Sexual maturity ratings (Tanner stages) for pubic hair, breast, and male genitalia consist of five categories, with stage 1 representing prepuberty and stage 5 representing adult development (table 1). These stages are illustrated in the pictures for children assigned male at birth (picture 2) and female at birth (picture 1A-B). (See 'Secondary sex characteristics (Tanner stages)' above.)
The peak growth spurt occurs approximately two years earlier in children assigned female at birth than those assigned male at birth (figure 2A-B). (See 'Linear growth spurt' above.)
Puberty is associated with substantial changes in body weight and alterations in body composition, especially in lean body mass and the proportion of body fat (adiposity), with different patterns in children assigned female at birth compared with those assigned male.
●Sequence and timing of pubertal changes
•Puberty consists of a series of events that usually proceed in a predictable pattern, but with considerable variation in timing of onset, sequence, and tempo (figure 2A-B). (See 'Pubertal changes' above.)
•In most children assigned female at birth, the earliest secondary sex characteristic is breast/areolar development (thelarche) (picture 1A), although approximately 15 to 30 percent have pubic hair as the initial manifestation (picture 1B). Menarche occurs, on average, 2.6 years after thelarche and 6 to 12 months after peak height velocity (figure 2A). (See 'Changes in children assigned female at birth' above.)
In the United States, the mean age for the first signs of puberty (growth acceleration, breast-budding) varies from 8.8 to 9.9 years depending on race and ethnicity. The mean age of menarche is 12.2 years and varies by weight status and race/ethnic group. (See 'Changes in children assigned female at birth' above.)

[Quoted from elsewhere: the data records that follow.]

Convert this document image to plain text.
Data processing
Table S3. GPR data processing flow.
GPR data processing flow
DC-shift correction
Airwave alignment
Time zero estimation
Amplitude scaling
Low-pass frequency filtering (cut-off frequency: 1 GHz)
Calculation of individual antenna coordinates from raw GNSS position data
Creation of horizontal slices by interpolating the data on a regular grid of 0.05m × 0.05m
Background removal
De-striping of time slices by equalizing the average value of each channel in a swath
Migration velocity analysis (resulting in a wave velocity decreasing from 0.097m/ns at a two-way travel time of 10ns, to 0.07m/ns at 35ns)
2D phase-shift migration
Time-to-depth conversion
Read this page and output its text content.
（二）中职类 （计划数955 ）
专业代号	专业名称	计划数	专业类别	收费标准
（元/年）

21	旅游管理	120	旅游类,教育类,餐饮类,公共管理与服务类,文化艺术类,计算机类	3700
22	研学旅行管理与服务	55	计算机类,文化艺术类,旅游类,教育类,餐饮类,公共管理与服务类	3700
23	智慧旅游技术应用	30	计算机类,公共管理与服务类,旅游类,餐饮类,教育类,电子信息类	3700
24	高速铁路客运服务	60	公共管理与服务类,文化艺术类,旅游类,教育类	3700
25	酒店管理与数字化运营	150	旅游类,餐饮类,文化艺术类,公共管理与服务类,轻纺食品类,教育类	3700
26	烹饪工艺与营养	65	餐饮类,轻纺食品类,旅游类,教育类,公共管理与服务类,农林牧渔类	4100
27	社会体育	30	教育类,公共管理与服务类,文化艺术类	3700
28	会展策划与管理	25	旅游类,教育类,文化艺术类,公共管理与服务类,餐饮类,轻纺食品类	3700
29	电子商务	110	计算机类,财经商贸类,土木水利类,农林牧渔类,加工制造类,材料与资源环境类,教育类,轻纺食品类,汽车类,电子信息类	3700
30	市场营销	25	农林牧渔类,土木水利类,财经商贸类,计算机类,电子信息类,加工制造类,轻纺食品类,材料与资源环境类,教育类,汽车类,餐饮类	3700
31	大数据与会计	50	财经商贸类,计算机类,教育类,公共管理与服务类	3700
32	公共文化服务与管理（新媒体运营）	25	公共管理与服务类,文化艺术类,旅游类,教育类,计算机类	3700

•In children assigned male at birth, the earliest stage of maturation is almost always an increase in testicular volume, followed by penile growth and the appearance of pubic hair (picture 2). (figure 2B). (See 'Changes in children assigned male at birth' above.)
The range for pubertal onset (marked by testicular enlargement) is between 9 and 13 years. (See 'Changes in children assigned male at birth' above.)
•Precocious puberty is defined as pubertal onset at an age two or more standard deviations (SD) below the mean age of onset. Similarly, delayed puberty is defined as lack of pubertal onset by an age two or more SD above the mean age of onset. Considerations for the age threshold for undertaking a clinical evaluation for precocious or delayed puberty are discussed separately. (See 'Definitions' above and "Definition, etiology, and evaluation of precocious puberty" and "Delayed puberty: Approach to evaluation and management".)
●Puberty-related health concerns – Puberty is associated with a variety of physiologic changes that may come to medical attention, including acne and scoliosis, gynecomastia in children assigned male at birth, and anemia and abnormal uterine bleeding in children assigned female at birth. Psychological and emotional changes are common, with increased rates of depression and risk-taking behaviors. (See 'Puberty-related health concerns' above.)